The idea of future usefulness is relevant to the quality control practice of sampling. Sampling is nondestructive testing if the tested sample is returned to service. e.g. If the steel is tested to verify the alloy in some bolts that can then be returned to service then the test is nondestructive. In contrast, even if spectroscopy used in the chemical testing of many fluids is inherently nondestructive, the process is destructive if the test samples are discarded after testing.

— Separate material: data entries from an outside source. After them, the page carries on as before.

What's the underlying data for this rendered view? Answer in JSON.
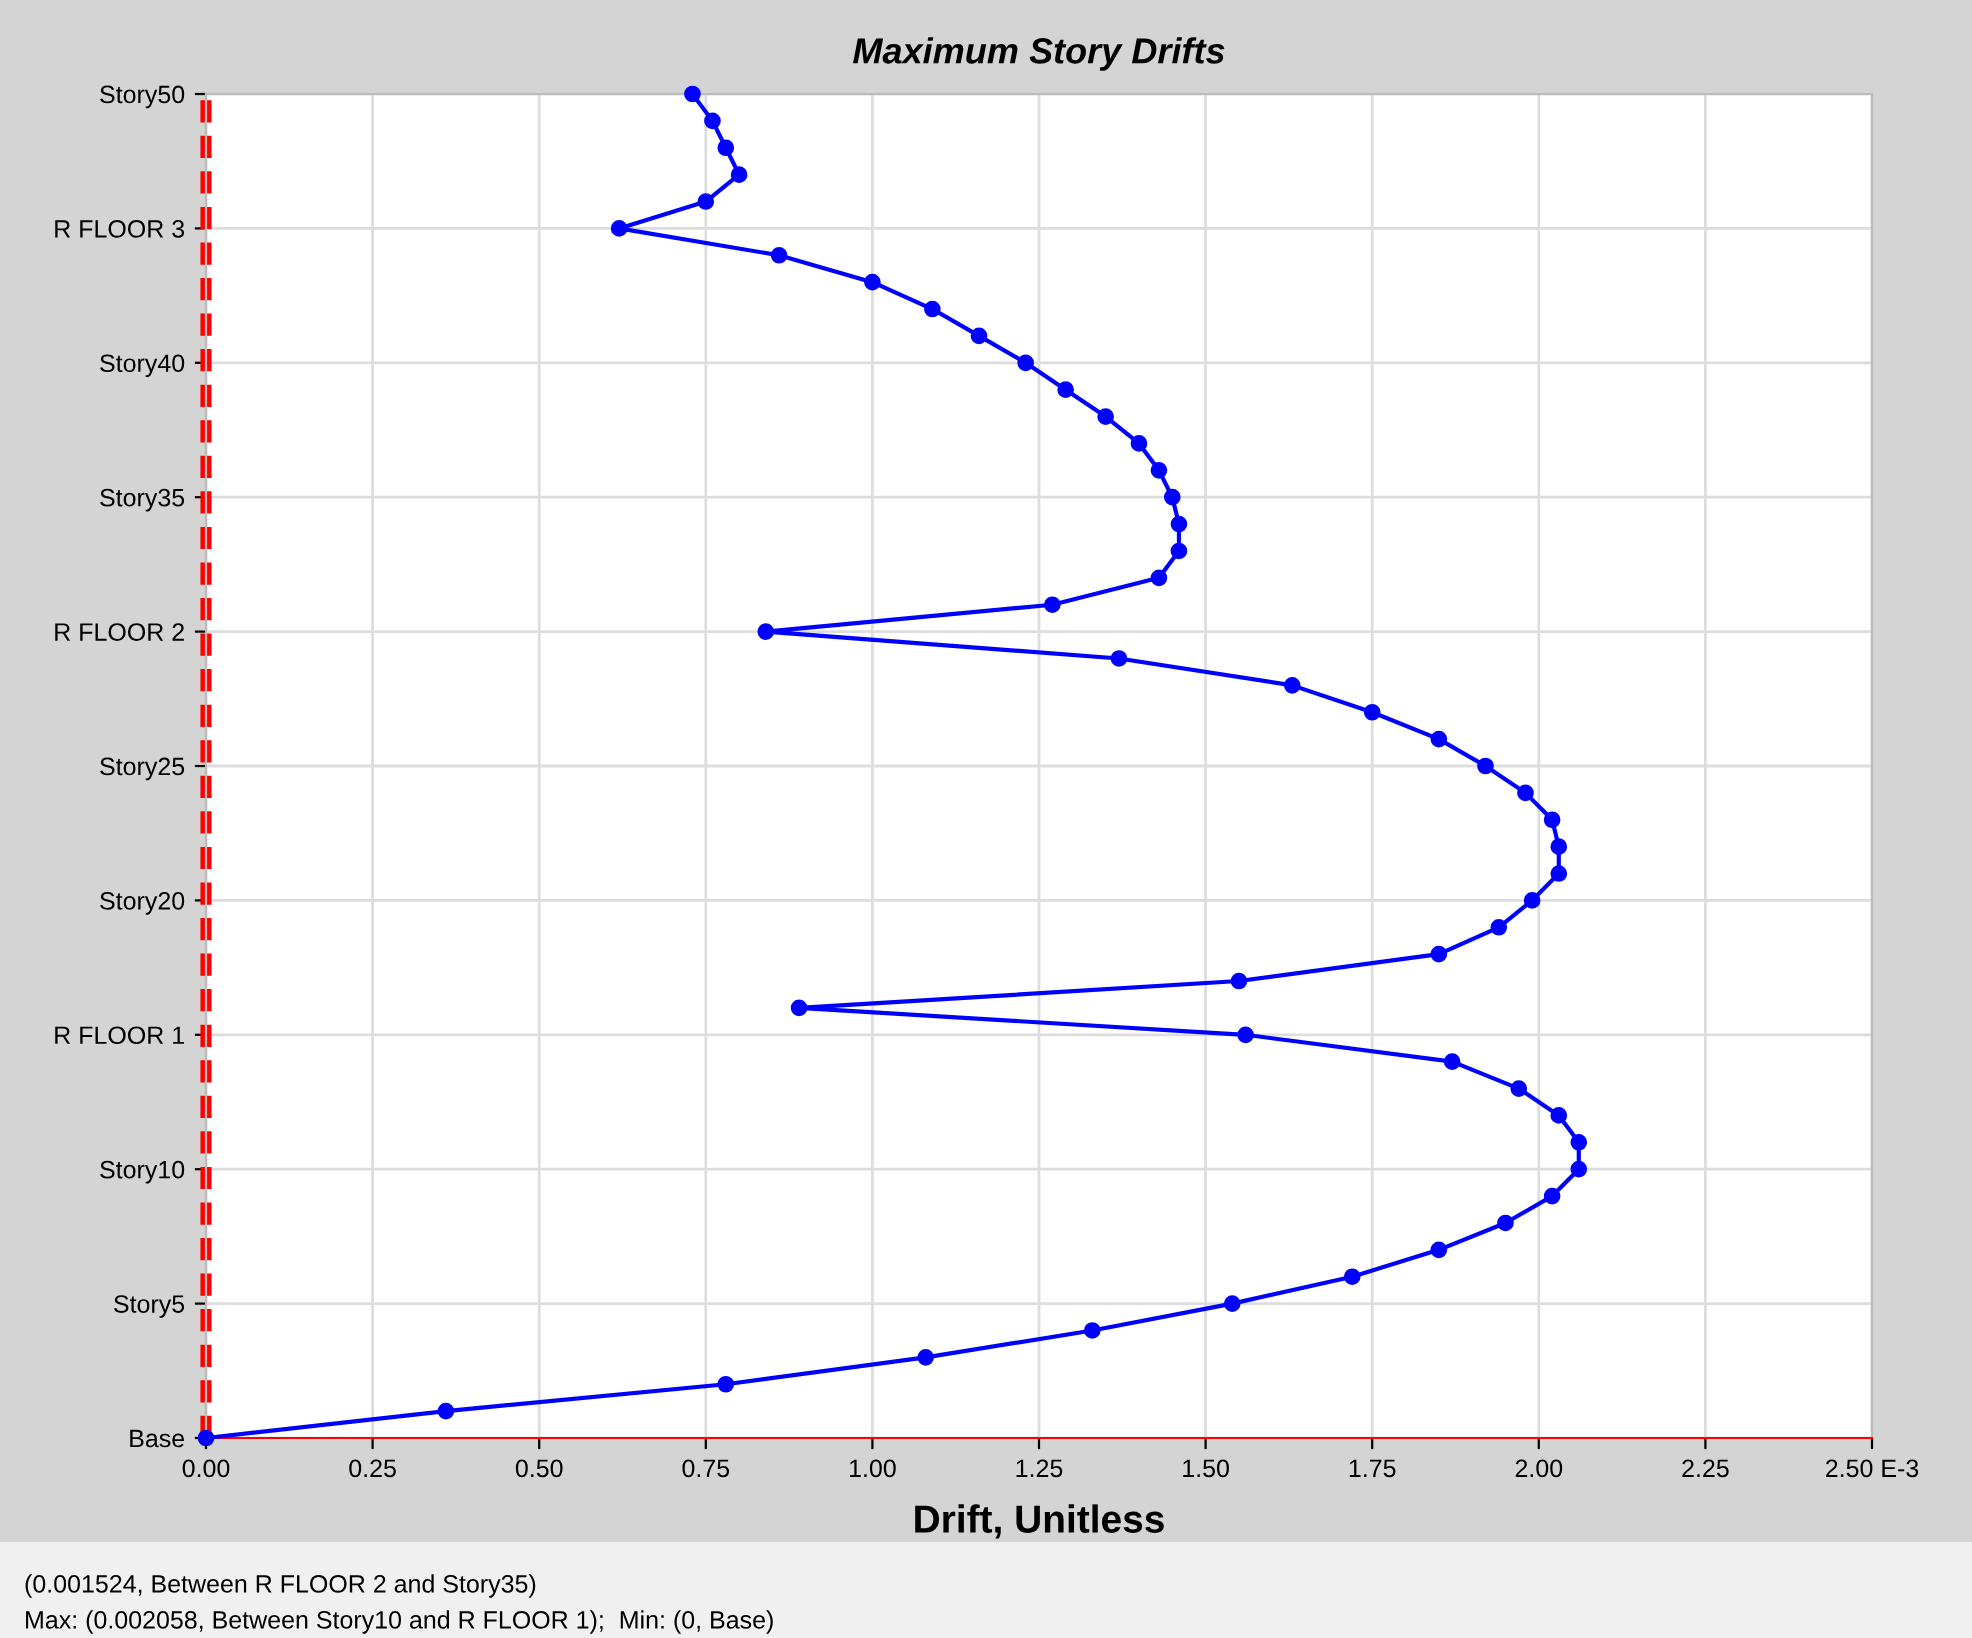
{
  "chart_data": {
    "type": "line",
    "orientation": "horizontal",
    "title": "Maximum Story Drifts",
    "xlabel": "Drift, Unitless",
    "xlim": [
      0,
      2.5
    ],
    "xticks": [
      {
        "value": 0,
        "label": "0.00"
      },
      {
        "value": 0.25,
        "label": "0.25"
      },
      {
        "value": 0.5,
        "label": "0.50"
      },
      {
        "value": 0.75,
        "label": "0.75"
      },
      {
        "value": 1,
        "label": "1.00"
      },
      {
        "value": 1.25,
        "label": "1.25"
      },
      {
        "value": 1.5,
        "label": "1.50"
      },
      {
        "value": 1.75,
        "label": "1.75"
      },
      {
        "value": 2,
        "label": "2.00"
      },
      {
        "value": 2.25,
        "label": "2.25"
      },
      {
        "value": 2.5,
        "label": "2.50 E-3"
      }
    ],
    "categories": [
      "Story50",
      null,
      null,
      null,
      null,
      "R FLOOR 3",
      null,
      null,
      null,
      null,
      "Story40",
      null,
      null,
      null,
      null,
      "Story35",
      null,
      null,
      null,
      null,
      "R FLOOR 2",
      null,
      null,
      null,
      null,
      "Story25",
      null,
      null,
      null,
      null,
      "Story20",
      null,
      null,
      null,
      null,
      "R FLOOR 1",
      null,
      null,
      null,
      null,
      "Story10",
      null,
      null,
      null,
      null,
      "Story5",
      null,
      null,
      null,
      null,
      "Base"
    ],
    "grid": true,
    "marker": "circle",
    "line_style": "solid",
    "series": [
      {
        "color": "#0000ff",
        "values": [
          0.73,
          0.76,
          0.78,
          0.8,
          0.75,
          0.62,
          0.86,
          1.0,
          1.09,
          1.16,
          1.23,
          1.29,
          1.35,
          1.4,
          1.43,
          1.45,
          1.46,
          1.46,
          1.43,
          1.27,
          0.84,
          1.37,
          1.63,
          1.75,
          1.85,
          1.92,
          1.98,
          2.02,
          2.03,
          2.03,
          1.99,
          1.94,
          1.85,
          1.55,
          0.89,
          1.56,
          1.87,
          1.97,
          2.03,
          2.06,
          2.06,
          2.02,
          1.95,
          1.85,
          1.72,
          1.54,
          1.33,
          1.08,
          0.78,
          0.36,
          0
        ]
      }
    ],
    "ref_lines": [
      {
        "axis": "x",
        "value": 0,
        "color": "#ff0000",
        "line_style": "dashed"
      }
    ],
    "annotations": [
      "(0.001524, Between R FLOOR 2 and Story35)",
      "Max: (0.002058, Between Story10 and R FLOOR 1);  Min: (0, Base)"
    ]
  }
}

It is a controlled test which is done with the machine and we get the assured of quality control and we get a proof of that material. NDT provides an excellent balance between quality control and cost-effectiveness.
NDE Test .
Non-destructive evaluation (NDE) is a term that is often used interchangeably with NDT. The nondestructive testing is not confined to crack detection but an NDE method would not only locate a defect, but it would also be used to measure about that defect such as its size, shape, and orientation.
Radioactive Methods
Rebound test.
The rebound hammer is a surface hardness tester for which an empirical correlation has been established between strength and rebound number.
The only known instrument to make use of the rebound principle for concrete testing is the Schmidt hammer and is suitable for both laboratory and field work.
1.The underlying principle of the rebound hammer test is that the rebound of an elastic mass depends on the hardness of the surface against which its mass strikes. 2. The hammer is forced against the surface of the concrete by the spring and the distance of rebound is measured on a scale. The test surface can be horizontal, vertical or at any angle but the instrument must be calibrated in this position.
3. The surface hardness and therefore the rebound is taken to be related to the compressive strength of the concrete. The rebound value is read from a graduated scale and is designated as the rebound number or rebound index. The compressive strength can be read directly from the graph provided on the body of the hammer.
4. The Schmidt hammer provides an inexpensive, simple and quick method of obtaining an indication of concrete strength, but accuracy of 15 to 20 percent is possible. 5. The results are affected by factors such as smoothness of surface, size and shape of specimen, moisture condition of the concrete, type of cement and coarse aggregate, and extent of carbonation of surface.
1.Before commencement of a test, the rebound hammer should be tested against test anvil, to get reliable results, for which the manufacturer of the rebound hammer indicates the range of readings on the anvil suitable for different types of rebound hammer. 2. Apply light pressure on the plunger it will release it from the locked position and allow it to extend to the ready position for the test. 3.Press the plunger against the surface of the concrete, keeping the instrument perpendicular to the test surface. Apply a gradual increase in pressure until the hammer impacts. (Do not touch the button while depressing the plunger. Press the button after impact, in case it is not convenient to note the rebound reading in that position.) 4. Take the average of about 15 readings.
Penetration test
This is a method which can be employed for the detection of open-to-surface discontinuities in any industrial product which is made from a non-porous material.Other name for same test is liquid PT. A liquid penetrate is applied to the surface of the product for a certain predetermined time, after which the excess penetrate is removed from the surface.